Dave Chinner <david@xxxxxxxxxxxxx> · Thu, 23 Jan 2025 11:34:29 +1100

On Mon, Jan 20, 2025 at 12:41:33PM +0100, Amir Goldstein wrote:
> For the HSM prototype, we track changes to a filesystem during
> a given time period by handling pre-modify vfs events and recording
> the file handles of changed objects.
> 
> sb_write_barrier(sb) provides an (internal so far) vfs API to wait
> for in-flight syscalls that can be still modifying user visible in-core
> data/metadata, without blocking new syscalls.

Yes, I get this part. What I don't understand is how it is in any
way useful....

> The method described in the HSM prototype [3] uses this API
> to persist the state that all the changes until time T were "observed".
> 
> > This proposed write barrier does not seem capable of providing any
> > sort of physical data or metadata/data write ordering guarantees, so
> > I'm a bit lost in how it can be used to provide reliable "crash
> > consistent change tracking" when there is no relationship between
> > the data/metadata in memory and data/metadata on disk...
> 
> That's a good question.
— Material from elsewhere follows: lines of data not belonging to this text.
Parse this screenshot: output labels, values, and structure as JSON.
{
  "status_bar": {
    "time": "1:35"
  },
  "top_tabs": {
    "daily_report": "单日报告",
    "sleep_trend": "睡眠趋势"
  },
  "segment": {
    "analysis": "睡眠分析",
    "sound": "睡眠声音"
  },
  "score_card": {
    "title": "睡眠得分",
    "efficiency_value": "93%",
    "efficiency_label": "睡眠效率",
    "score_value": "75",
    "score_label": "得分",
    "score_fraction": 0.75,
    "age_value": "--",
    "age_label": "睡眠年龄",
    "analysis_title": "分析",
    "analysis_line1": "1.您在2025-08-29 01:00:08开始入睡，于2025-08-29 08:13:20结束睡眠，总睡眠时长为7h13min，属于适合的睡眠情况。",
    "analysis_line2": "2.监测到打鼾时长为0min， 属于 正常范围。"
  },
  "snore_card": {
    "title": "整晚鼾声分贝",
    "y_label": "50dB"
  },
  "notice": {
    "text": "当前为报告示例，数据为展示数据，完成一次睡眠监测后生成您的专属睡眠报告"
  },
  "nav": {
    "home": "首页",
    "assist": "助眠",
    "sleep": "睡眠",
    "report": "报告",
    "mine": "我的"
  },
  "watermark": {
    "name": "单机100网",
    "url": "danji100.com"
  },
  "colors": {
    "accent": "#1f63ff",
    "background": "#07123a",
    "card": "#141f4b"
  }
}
A bit hard to explain but I will try.
> 
> The short answer is that the vfs write barrier does *not* by itself
> provide the guarantee for "crash consistent change tracking".
> 
> In the prototype, the "crash consistent change tracking" guarantee
> is provided by the fact that the change records are recorded as
> as metadata in the same filesystem, prior to the modification and
> those metadata records are strictly ordered by the filesystem before
> the actual change.

This doesn't make any sense to me - you seem to be making
assumptions that I know an awful lot about how your HSM prototype
works.

What's in a change record, when does it get written, what is it's
persistence semantics, what filesystem metadata is it being written
to? how does this relate to the actual dirty data that is
resident in the page cache that hasn't been written to stable
storage yet? Is there a another change record to say the data the
first change record tracks has been written to persistent storage?
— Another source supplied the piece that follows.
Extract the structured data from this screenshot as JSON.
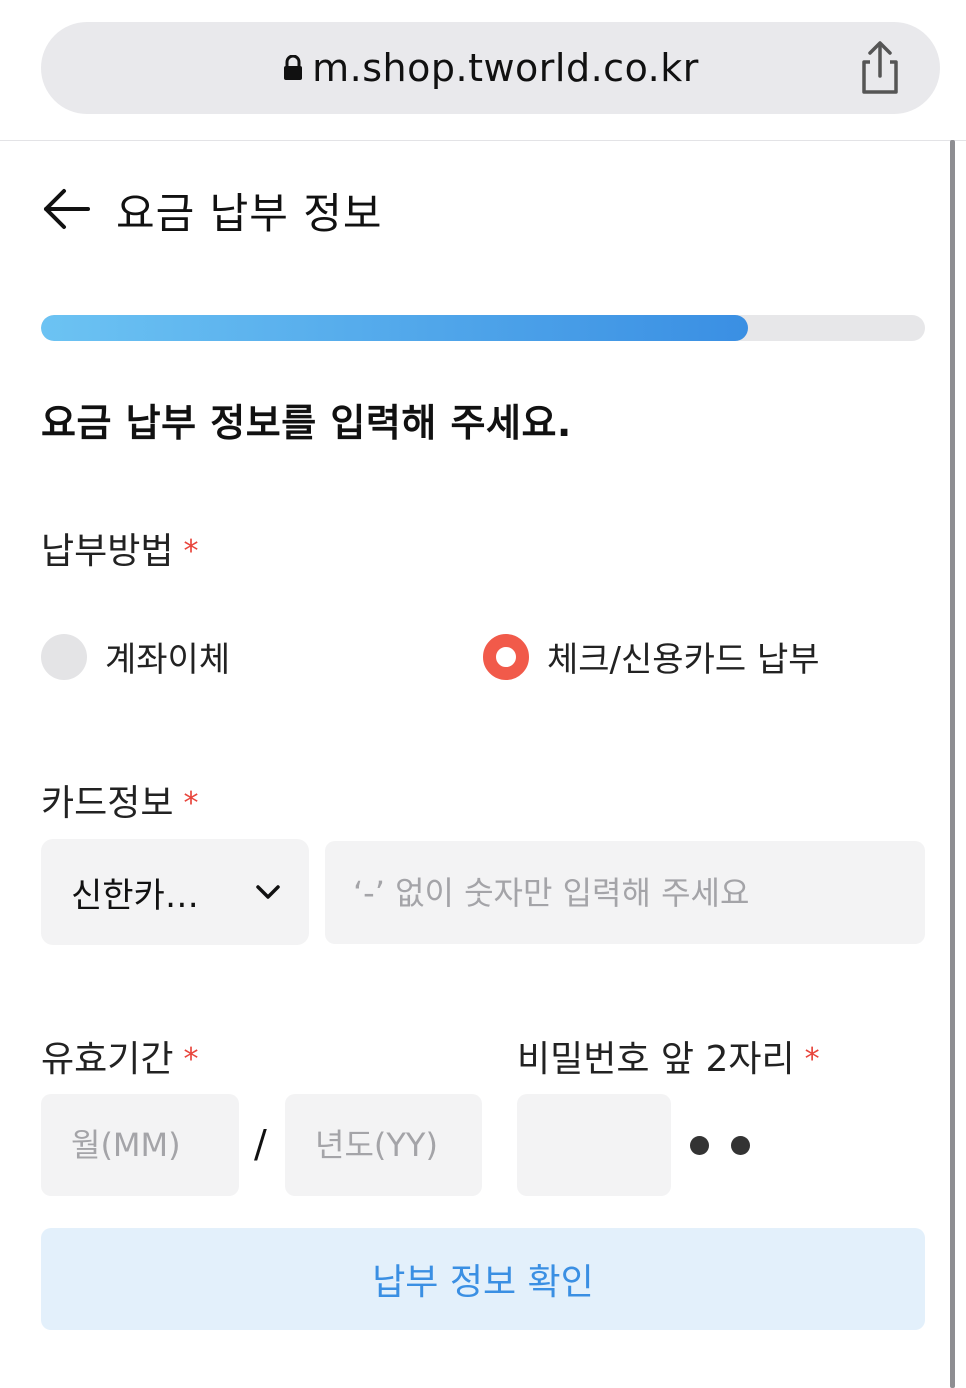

> The vfs write barrier allows to partition the change tracking records
> into overlapping time periods in a way that allows the *consumer* of
> the changes to consume the changes in a "crash consistent manner",
> because:

> 1. All the in-core changes recorded before the barrier are fully
>     observable after the barrier
> 2. All the in-core changes that started after the barrier, will be recorded
>     for the future change query
> 
> I would love to discuss the merits and pitfalls of this method, but the
> main thing I wanted to get feedback on is whether anyone finds the
> described vfs API useful for anything other that the change tracking
> system that I described.

This seems like a very specialised niche use case right now, but I
still have no clear idea how the application using this proposed
write barrier actually works to acheive the stated functionality
this feature provides it with...

-Dave.
-- 
Dave Chinner
david@xxxxxxxxxxxxx